WASHINGTON (Reuters) -U.S. business inventories were unchanged in April amid a decline in stocks at manufacturers, suggesting inventories could be a drag on gross domestic product in the second quarter.
The unchanged inventories reading followed a 0.1% gain in March, the Commerce Department’s Census Bureau said on Tuesday. That was in line with economists’ expectations. Inventories are a key component of GDP. They increased 2.2% year-on-year.
Inventories are the most volatile component of GDP. They surged at a $163.0 billion annualized rate in the first quarter as businesses stocked up ahead of President Donald Trump’s sweeping tariffs on imported goods, adding 2.25 percentage points to GDP, the most since the fourth quarter of 2021.

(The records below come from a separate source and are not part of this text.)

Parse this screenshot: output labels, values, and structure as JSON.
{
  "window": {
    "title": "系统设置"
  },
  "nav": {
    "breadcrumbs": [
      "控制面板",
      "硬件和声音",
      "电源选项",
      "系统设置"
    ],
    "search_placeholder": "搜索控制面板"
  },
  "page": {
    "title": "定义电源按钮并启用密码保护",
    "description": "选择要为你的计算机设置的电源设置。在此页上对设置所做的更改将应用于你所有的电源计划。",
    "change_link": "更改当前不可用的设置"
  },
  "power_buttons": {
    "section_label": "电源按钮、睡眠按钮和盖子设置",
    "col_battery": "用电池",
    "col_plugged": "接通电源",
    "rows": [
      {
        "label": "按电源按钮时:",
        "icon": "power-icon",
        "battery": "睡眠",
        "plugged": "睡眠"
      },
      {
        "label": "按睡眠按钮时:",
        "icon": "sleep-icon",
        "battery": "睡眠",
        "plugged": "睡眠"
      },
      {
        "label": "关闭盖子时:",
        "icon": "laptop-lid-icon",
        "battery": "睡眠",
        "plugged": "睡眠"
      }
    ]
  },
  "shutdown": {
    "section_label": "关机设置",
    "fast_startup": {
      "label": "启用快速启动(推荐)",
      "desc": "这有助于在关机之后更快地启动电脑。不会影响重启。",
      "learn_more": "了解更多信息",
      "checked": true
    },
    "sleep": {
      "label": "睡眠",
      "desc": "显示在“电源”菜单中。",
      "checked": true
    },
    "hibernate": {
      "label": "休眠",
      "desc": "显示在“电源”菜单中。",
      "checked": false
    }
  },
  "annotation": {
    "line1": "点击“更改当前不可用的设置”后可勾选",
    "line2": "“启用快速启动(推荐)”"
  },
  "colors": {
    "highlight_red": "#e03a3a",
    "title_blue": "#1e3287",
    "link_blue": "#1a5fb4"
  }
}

But the contribution was eclipsed by a record 4.83 percentage points drag from a sharp widening in the trade deficit because of the flood of imports, resulting in GDP declining at a 0.2% rate last quarter – the first contraction in three years.
With the front-running of imports ebbing, the trade gap has narrowed considerably so far in the second quarter, likely positioning GDP for a sharp rebound. Inventories will, however, decide the magnitude of the anticipated surge in GDP.

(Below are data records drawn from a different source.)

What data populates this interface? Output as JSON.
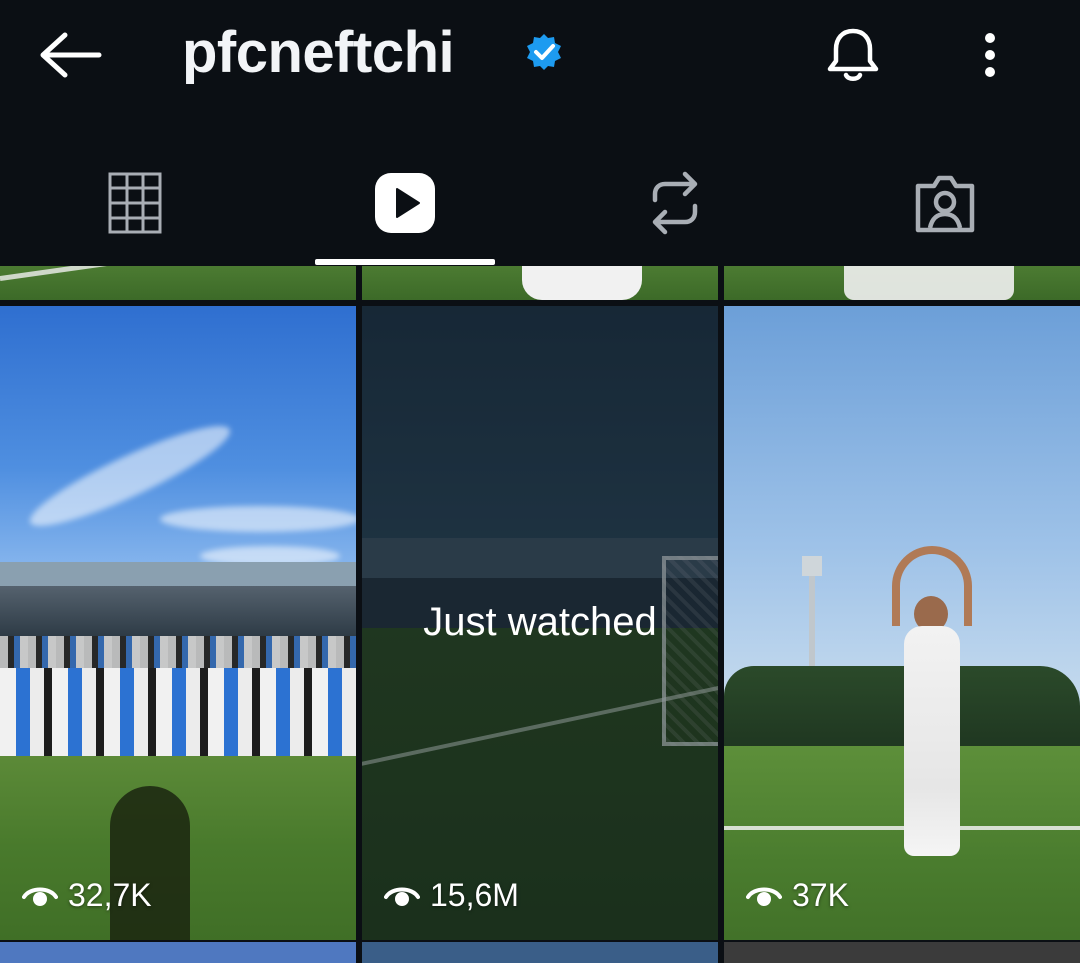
{
  "header": {
    "username": "pfcneftchi",
    "verified": true,
    "icons": [
      "back-arrow-icon",
      "verified-badge-icon",
      "bell-icon",
      "more-vertical-icon"
    ]
  },
  "tabs": [
    {
      "name": "posts-grid",
      "icon": "grid-icon",
      "active": false
    },
    {
      "name": "reels",
      "icon": "reels-play-icon",
      "active": true
    },
    {
      "name": "reposts",
      "icon": "repost-icon",
      "active": false
    },
    {
      "name": "tagged",
      "icon": "tagged-person-icon",
      "active": false
    }
  ],
  "grid": {
    "items": [
      {
        "views": "32,7K",
        "overlay": ""
      },
      {
        "views": "15,6M",
        "overlay": "Just watched"
      },
      {
        "views": "37K",
        "overlay": ""
      }
    ]
  },
  "colors": {
    "background": "#0b0f14",
    "verified_blue": "#1d9bf0",
    "active_indicator": "#ffffff",
    "inactive_icon": "#a9aeb5"
  }
}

The Atlanta Federal Reserve is currently estimating the economy growing at a 3.8% pace in the second quarter.
Retail inventories were unchanged instead of dipping 0.1% as estimated in an advance report published last month. They fell 0.3% in March. Motor vehicle inventories decreased 0.8% rather than 0.9% as previously reported. They dropped 1.5% in March.
Retail inventories excluding autos, which go into the calculation of GDP, rose 0.3% as initially reported.
Wholesale inventories gained 0.2% in April, while stocks at manufacturers fell 0.1%.
Business sales dipped 0.1% after increasing 0.6% in March. At April’s sales pace, it would take 1.38 months for businesses to clear shelves, unchanged from March.